2. It will never learn your brand language or voice
When you hire a human writer, it might take them a few months before they’re confidently channeling your brand voice without heavy guidance or editing. Sadly, GPT-3 will never learn your brand voice. The mistakes it makes on day one will be the same mistakes it makes on day 2,346.
Talkoot’s language model can be trained on just your branded content alone—which means it will begin, day –one, with a good handle on how you like to speak about your products. And, just like a human writer, the more you use Talkoot, the better it will get at matching your brand voice.
3. Your content could show up in competitors’ copy and theirs can show up in yours
Since these models are trained with information from the whole internet and you and your competitors have similar products, it’s very likely you’ll see bits and pieces of your competitor’s language showing up in your product copy. In our tests, the AI would often talk explicitly about a competitor’s benefits, features and technologies, calling them out by name.
Because Talkoot is trained using your product copy only, your verbal identity is yours alone. Your competitors’ keywords and unique brand language will never show up in your copy.
4. It can’t write different copy for different consumers/collections/channels, etc.
As most online retailers grow, they need to fuel that growth by adding new collections, channels, and consumer segments. Often these different consumer segments buy for very different reasons. They also want to be talked to in a different way.
For instance, it takes a very different product description to sell a running shoe to a runner than it does a sneaker to a collector. With GPT-3 there’s no way, outside lots of heavy editing, to make sure you’re speaking in the right tone and communicating the right information to the right target consumer.

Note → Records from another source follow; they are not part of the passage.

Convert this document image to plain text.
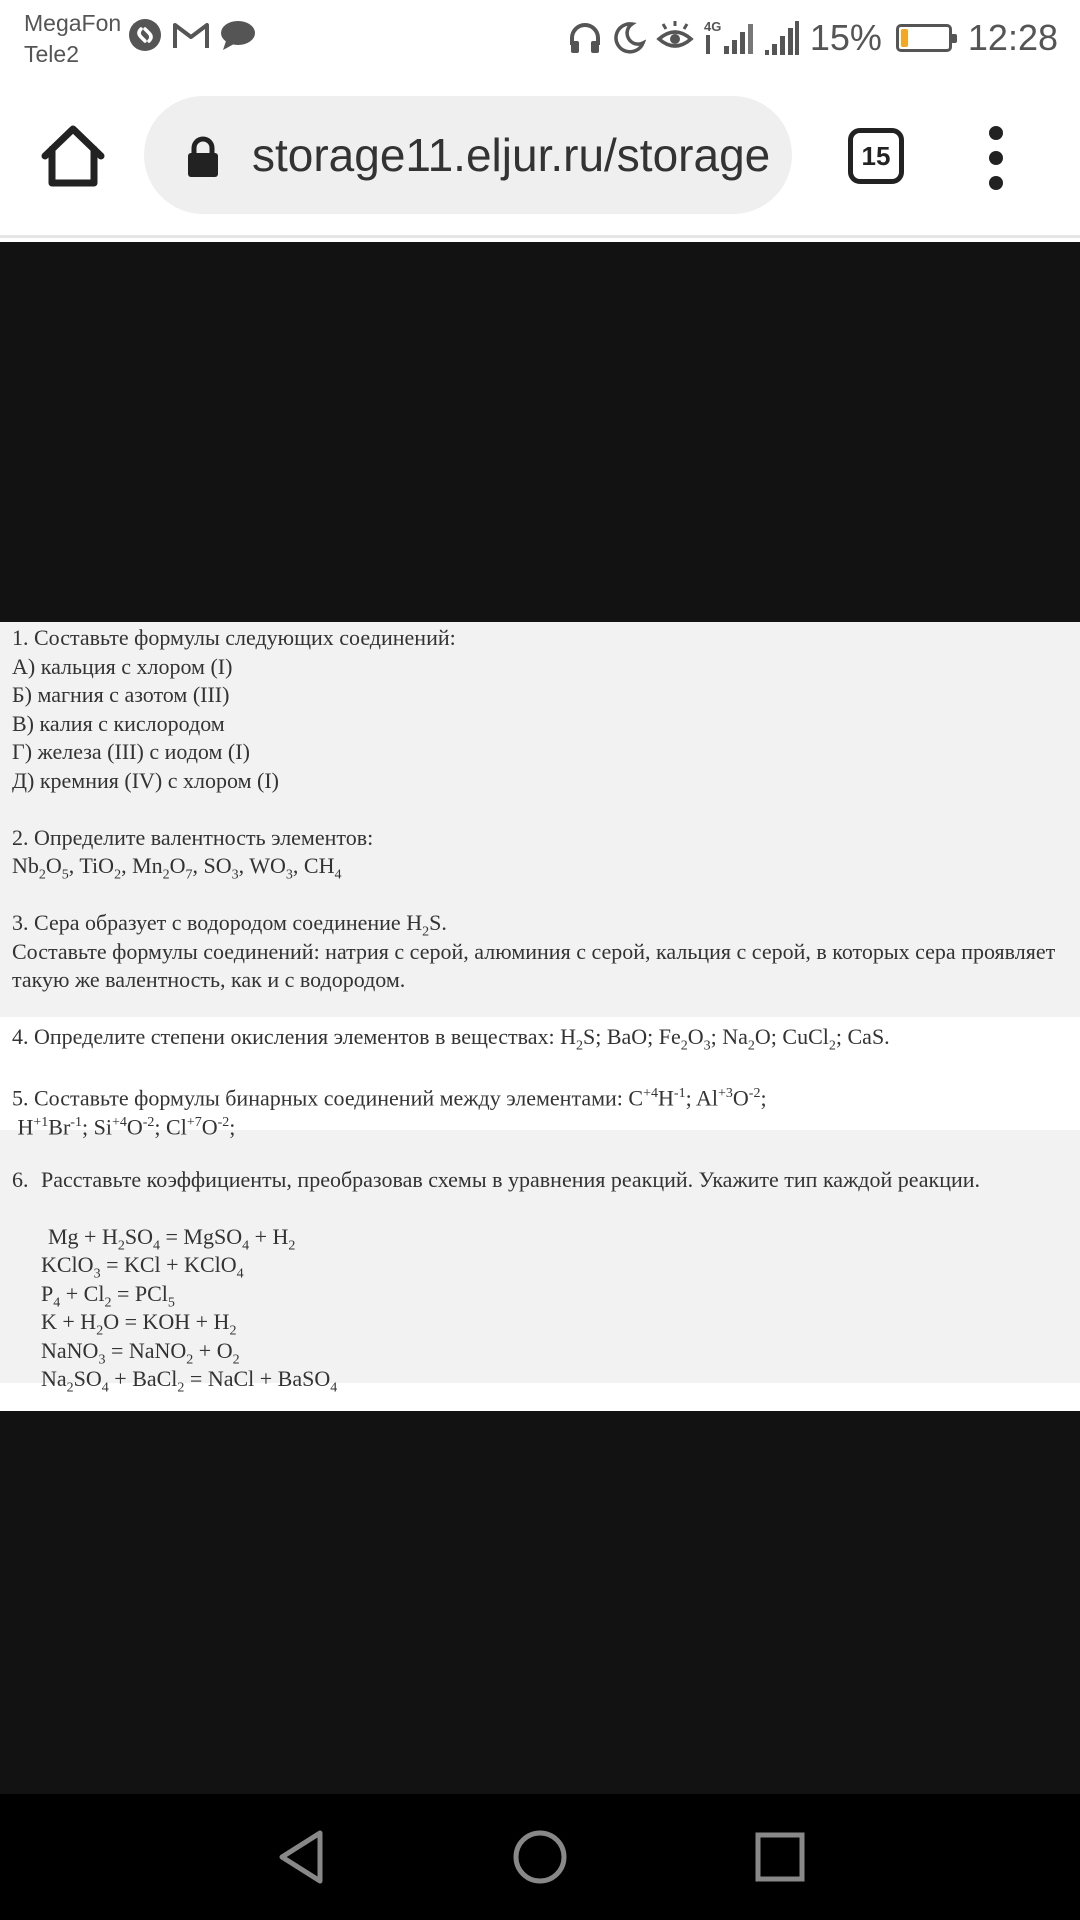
MegaFon
Tele2
4G 15% 12:28
storage11.eljur.ru/storage	15
1. Составьте формулы следующих соединений:
А) кальция с хлором (I)
Б) магния с азотом (III)
В) калия с кислородом
Г) железа (III) с иодом (I)
Д) кремния (IV) с хлором (I)
2. Определите валентность элементов:
$Nb_2O_5$, TiO$_2$, $Mn_2O_7$, $SO_3$, $WO_3$, $CH_4$
3. Сера образует с водородом соединение $H_2S$.
Составьте формулы соединений: натрия с серой, алюминия с серой, кальция с серой, в которых сера проявляет такую же валентность, как и с водородом.
4. Определите степени окисления элементов в веществах: $H_2S$; BaO; $Fe_2O_3$; $Na_2O$; CuCl$_2$; CaS.
5. Составьте формулы бинарных соединений между элементами: $C^{+4}H^{-1}$; $Al^{+3}O^{-2}$;
$H^{+1}Br^{-1}$; $Si^{+4}O^{-2}$; $Cl^{+7}O^{-2}$;
6. Расставьте коэффициенты, преобразовав схемы в уравнения реакций. Укажите тип каждой реакции.
$Mg + H_2SO_4$ = MgSO$_4$ + $H_2$
KClO$_3$ = KCl + KClO$_4$
$P_4 + Cl_2 = PCl_5$
$K + H_2O$ = KOH + $H_2$
NaNO$_3$ = NaNO$_2$ + $O_2$
$Na_2SO_4$ + BaCl$_2$ = NaCl + BaSO$_4$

With Talkoot, instead of relying on a single language model for your entire store, you can spin up as many writers as you need. You can have one AI writer that specializes in your volume drivers and another that specializes in your halo products. You can have one that writes all your Star Wars licensed products and another for your Mickey Mouse merchandise.
For those editing your AI copywriting, Talkoot also offers a feature called BrandCenter. BrandCenter is basically an automated creative director built into Talkoot. It continually monitors your product copy for incorrect terminology, banned phrases and clichéd marketing speak, then offers up legally approved, on-brand alternatives.
5. You need to provide a specific type of input for each product
Each type of copy produced with these general-purpose tools requires a specific, predefined set of input as prompts to the AI writer. This makes sense when you need copy for just a handful of products. But when you’re dealing with hundreds or thousands of products on an ongoing basis, providing additional input for each product can add up to a lot of additional labor.
Talkoot can be trained to work with the product data you already have. Once we’ve mapped our language models to your data, you only need to upload your data in the same format every time to get results.
Better yet, Talkoot integrates with many of the most popular ecommerce platforms, PLMs and PIMs, so those dataflows can be fully automated.
6. General-purpose AI tools are jack of all trades, master of none
Beyond the drawbacks of using GPT-3 for your product copy, the very way these tools are designed makes them ok at lots of things, but not great at any one thing. Personally, all the tools that I love most in my work life are optimized to the specific task I need them to do. Which is exactly why we built Talkoot.
Before Talkoot there was no tool built specifically for high-speed, high-volume, high-quality product content production. Talkoot is built so you can get the best out of your entire team. AI writers and human writers, editors and approvers have everything they need to work effortlessly together.